Coffee Ratio Calculator

Calculate exact coffee and water amounts for drip, pour-over, French press, espresso, and cold brew.

About this calculator

Getting coffee ratios right made a bigger difference to my home coffee than any equipment upgrade. A kitchen scale accurate to one gram costs $10 and immediately improves every cup. The ratio is the foundation everything else builds on.

The SCA (Specialty Coffee Association) golden ratio is 1:15 to 1:18 for filter coffee, 55–65 grams of coffee per liter of water. Start at 1:16 and adjust from there based on taste.

Why ratios matter

Coffee strength and extraction are controlled by three variables: grind size, brew time, and ratio.
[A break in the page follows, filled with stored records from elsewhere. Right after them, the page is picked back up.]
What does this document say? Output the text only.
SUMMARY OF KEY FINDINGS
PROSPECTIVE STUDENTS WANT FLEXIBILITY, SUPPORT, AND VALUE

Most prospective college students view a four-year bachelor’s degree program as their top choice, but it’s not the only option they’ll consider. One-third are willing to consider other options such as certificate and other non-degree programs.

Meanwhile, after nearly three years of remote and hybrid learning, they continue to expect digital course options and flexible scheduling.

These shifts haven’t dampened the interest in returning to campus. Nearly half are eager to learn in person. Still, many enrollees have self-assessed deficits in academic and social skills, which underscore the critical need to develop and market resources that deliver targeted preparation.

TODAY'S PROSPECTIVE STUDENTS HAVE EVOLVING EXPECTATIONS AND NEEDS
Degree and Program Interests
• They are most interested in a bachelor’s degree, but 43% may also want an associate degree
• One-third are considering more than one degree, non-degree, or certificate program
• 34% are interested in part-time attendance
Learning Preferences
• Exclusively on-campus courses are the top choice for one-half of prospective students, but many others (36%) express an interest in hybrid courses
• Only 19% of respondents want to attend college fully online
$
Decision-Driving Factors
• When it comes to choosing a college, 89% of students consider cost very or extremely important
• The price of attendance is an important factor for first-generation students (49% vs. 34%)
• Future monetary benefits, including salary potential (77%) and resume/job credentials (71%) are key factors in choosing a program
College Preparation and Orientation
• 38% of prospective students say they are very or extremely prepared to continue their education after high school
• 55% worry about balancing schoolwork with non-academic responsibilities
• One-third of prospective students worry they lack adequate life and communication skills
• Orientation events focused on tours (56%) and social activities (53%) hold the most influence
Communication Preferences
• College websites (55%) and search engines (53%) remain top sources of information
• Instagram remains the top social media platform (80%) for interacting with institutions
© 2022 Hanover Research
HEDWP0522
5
The ratio determines the concentration of dissolved solids in the final cup, too low and the coffee tastes thin and acidic; too high and it tastes bitter and over-extracted. Using a consistent ratio by weight (not volume) removes one variable from the equation, letting you isolate grind size and brew time when troubleshooting.

Weight vs volume measurement

Coffee is correctly measured by weight in grams, not by scoops or tablespoons. Density varies significantly by roast level and bean type, a scoop of light roast contains more coffee by weight than a scoop of dark roast (which is less dense due to expanded cell structure from roasting). A tablespoon of coarsely ground coffee weighs significantly less than a tablespoon of finely ground. Weight-based measurement is the only way to brew consistently.
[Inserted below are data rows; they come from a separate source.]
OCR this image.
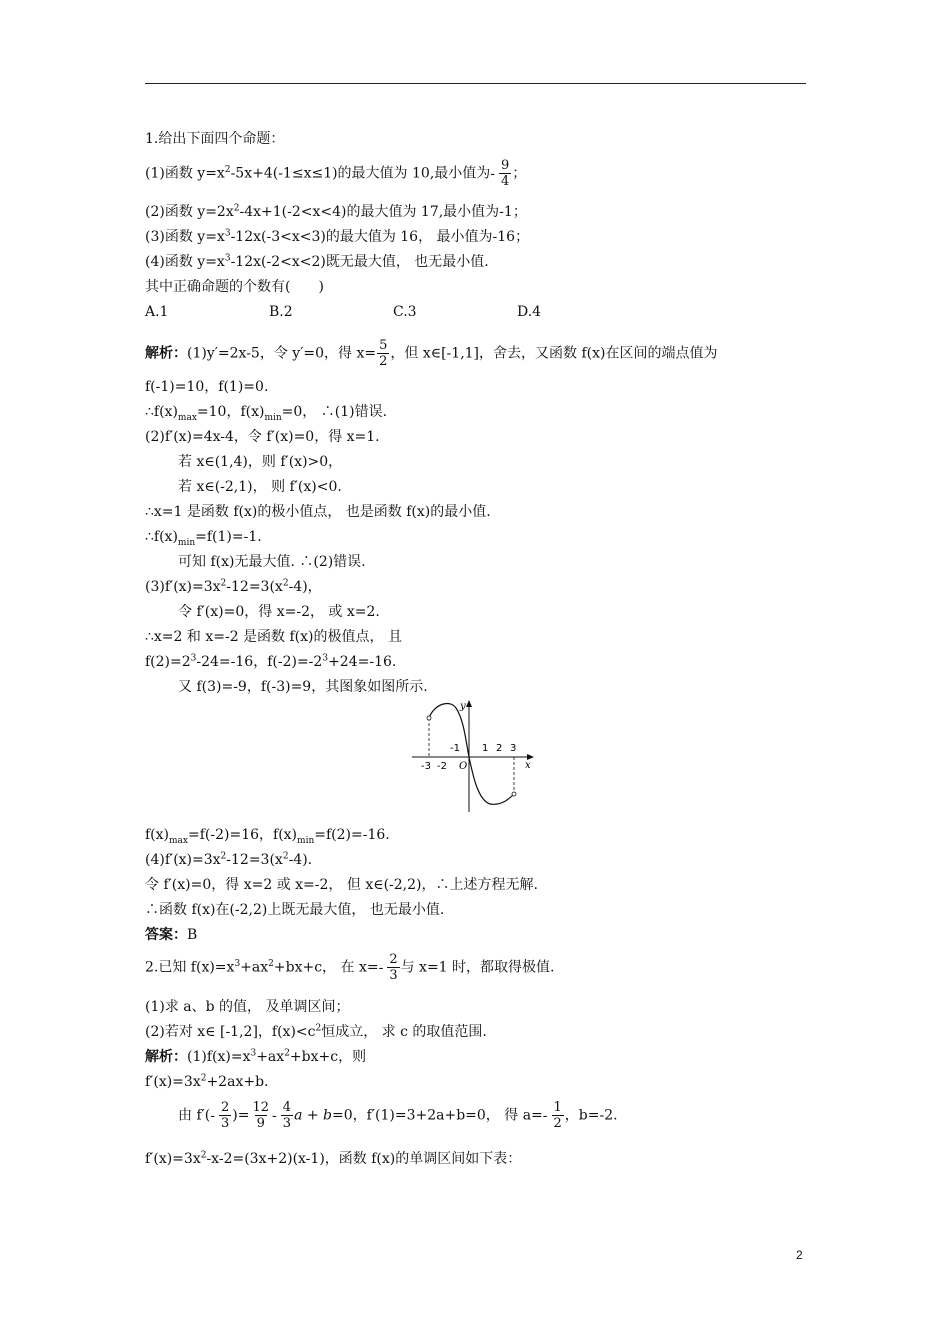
1.给出下面四个命题：
(1)函数 $y=x^2-5x+4(-1\le x\le 1)$的最大值为 10,最小值为- $\frac{9}{4}$ ；
(2)函数 $y=2x^2-4x+1(-2<x<4)$的最大值为 17,最小值为-1；
(3)函数 $y=x^3-12x(-3<x<3)$的最大值为 16， 最小值为-16；
(4)函数 $y=x^3-12x(-2<x<2)$既无最大值， 也无最小值.
其中正确命题的个数有(　　)
A.1	B.2	C.3	D.4
解析：(1)y′=2x-5，令 y′=0，得 $x= \frac{5}{2}$ ，但 x∈[-1,1]，舍去，又函数 f(x)在区间的端点值为
f(-1)=10，f(1)=0.
$\therefore f(x)_{max}=10$，$f(x)_{min}=0$， ∴(1)错误.
(2)f′(x)=4x-4，令 f′(x)=0，得 x=1.
若 x∈(1,4)，则 f′(x)>0，
若 x∈(-2,1)， 则 f′(x)<0.
∴x=1 是函数 f(x)的极小值点， 也是函数 f(x)的最小值.
$\therefore f(x)_{min}=f(1)=-1$.
可知 f(x)无最大值. ∴(2)错误.
$(3)f'(x)=3x^2-12=3(x^2-4)$，
令 f′(x)=0，得 x=-2， 或 x=2.
∴x=2 和 x=-2 是函数 f(x)的极值点， 且
$f(2)=2^3-24=-16$，$f(-2)=-2^3+24=-16$.
又 f(3)=-9，f(-3)=9，其图象如图所示.
y
x
O
-1 1 2 3
-3 -2
$f(x)_{max}=f(-2)=16$，$f(x)_{min}=f(2)=-16$.
$(4)f'(x)=3x^2-12=3(x^2-4)$.
令 f′(x)=0，得 x=2 或 x=-2， 但 x∈(-2,2)，∴上述方程无解.
∴函数 f(x)在(-2,2)上既无最大值， 也无最小值.
答案：B
2.已知 $f(x)=x^3+ax^2+bx+c$， 在 $x=- \frac{2}{3}$ 与 x=1 时，都取得极值.
(1)求 a、b 的值， 及单调区间；
(2)若对 x∈ [-1,2]，$f(x)<c^2$恒成立， 求 c 的取值范围.
解析：$(1)f(x)=x^3+ax^2+bx+c$，则
$f'(x)=3x^2+2ax+b$.
由 $f'(- \frac{2}{3}$ )= $\frac{12}{9} - \frac{4}{3}$ a + b=0，f′(1)=3+2a+b=0， 得 $a=- \frac{1}{2}$ ，b=-2.
$f'(x)=3x^2-x-2=(3x+2)(x-1)$，函数 f(x)的单调区间如下表：
2
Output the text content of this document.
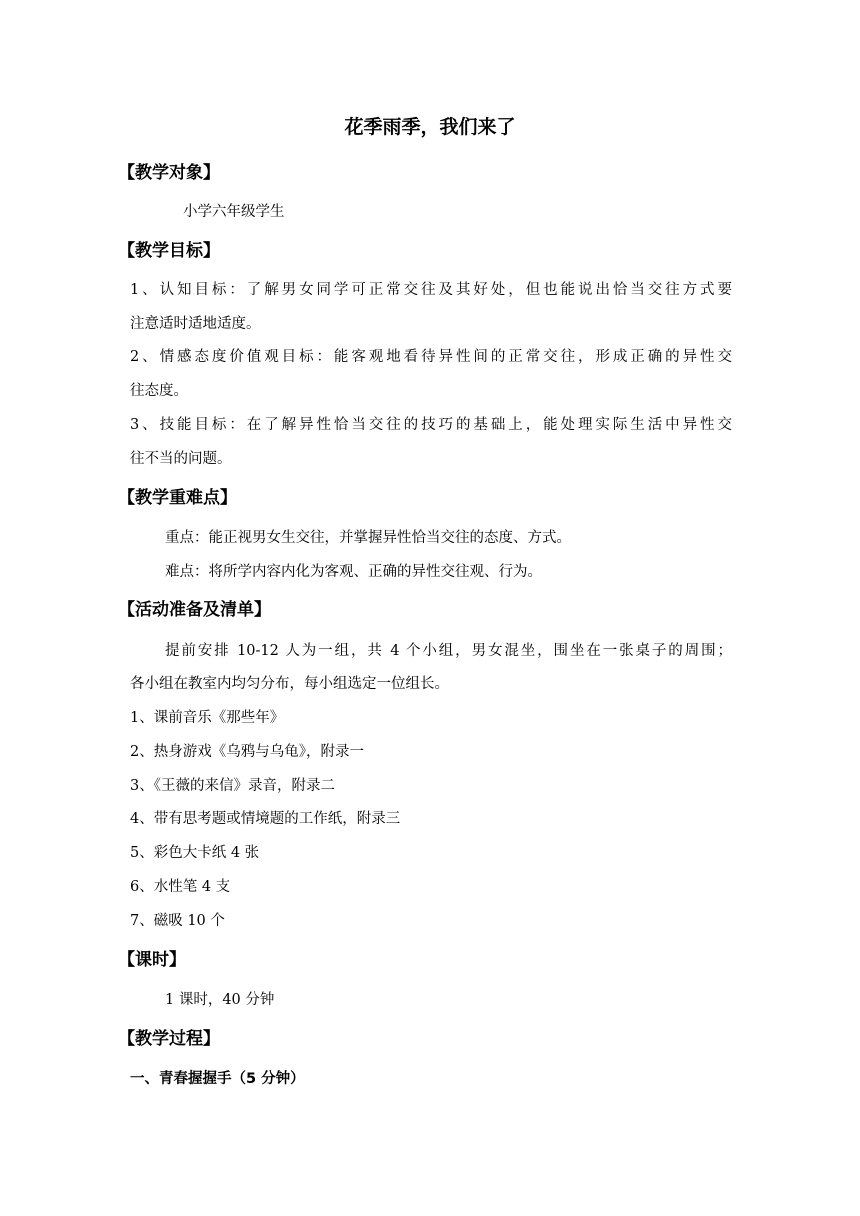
花季雨季，我们来了
【教学对象】
小学六年级学生
【教学目标】
1、认知目标：了解男女同学可正常交往及其好处，但也能说出恰当交往方式要
注意适时适地适度。
2、情感态度价值观目标：能客观地看待异性间的正常交往，形成正确的异性交
往态度。
3、技能目标：在了解异性恰当交往的技巧的基础上，能处理实际生活中异性交
往不当的问题。
【教学重难点】
重点：能正视男女生交往，并掌握异性恰当交往的态度、方式。
难点：将所学内容内化为客观、正确的异性交往观、行为。
【活动准备及清单】
提前安排 10-12 人为一组，共 4 个小组，男女混坐，围坐在一张桌子的周围；
各小组在教室内均匀分布，每小组选定一位组长。
1、课前音乐《那些年》
2、热身游戏《乌鸦与乌龟》，附录一
3、《王薇的来信》录音，附录二
4、带有思考题或情境题的工作纸，附录三
5、彩色大卡纸 4 张
6、水性笔 4 支
7、磁吸 10 个
【课时】
1 课时，40 分钟
【教学过程】
一、青春握握手（5 分钟）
Brew method ratios explained

Pour-over (V60, Chemex): The 1:15–1:17 range produces a clean, nuanced cup. Chemex uses coarser grind and slightly more water (1:17) due to its thicker filter. French press: 1:12–1:15 for a fuller-bodied, immersion-brewed cup. The metal filter allows oils through, contributing to body. Espresso: 1:2 brew ratio (18g coffee → 36g espresso output) is the modern standard, though some prefer 1:2.5 for lighter roasts. Cold brew: 1:7.5–1:8 for concentrate (dilute 1:1 before serving), 1:15 for ready-to-drink strength brewed over 12–24 hours.

Dialing in your ratio

Start at the recommended ratio for your method. If the coffee tastes too strong or bitter, increase the ratio (more water per gram of coffee). If it tastes thin, watery, or sour, decrease the ratio (less water). Make one change at a time, changing both ratio and grind size simultaneously makes it impossible to know which change caused the improvement. Keep a simple log of what worked.

Frequently asked questions

Does water temperature matter?

Yes. The SCA recommends 90–96°C (195–205°F) for filter coffee, just off boil is close enough. Cooler water under-extracts, producing sour, flat coffee. Boiling water can over-extract and make coffee bitter. For cold brew, cold water extracts more slowly and selectively, producing lower acidity and sweetness.

What grind size should I use?

Coarser grinds extract more slowly; finer grinds extract faster. French press uses coarse (like coarse sea salt). Pour-over uses medium-fine (like table salt). Espresso uses fine (like powdered sugar). AeroPress is flexible, finer grinds with shorter brew time or coarser with longer, both can work.

Why does my coffee taste different even with the same ratio?

Water chemistry, bean freshness (coffee degasses significantly in the first 2–7 days after roasting and goes stale within 4–6 weeks), grind consistency, water temperature, and pour technique all affect extraction independent of ratio. Freshly roasted beans ground immediately before brewing make the single biggest quality difference.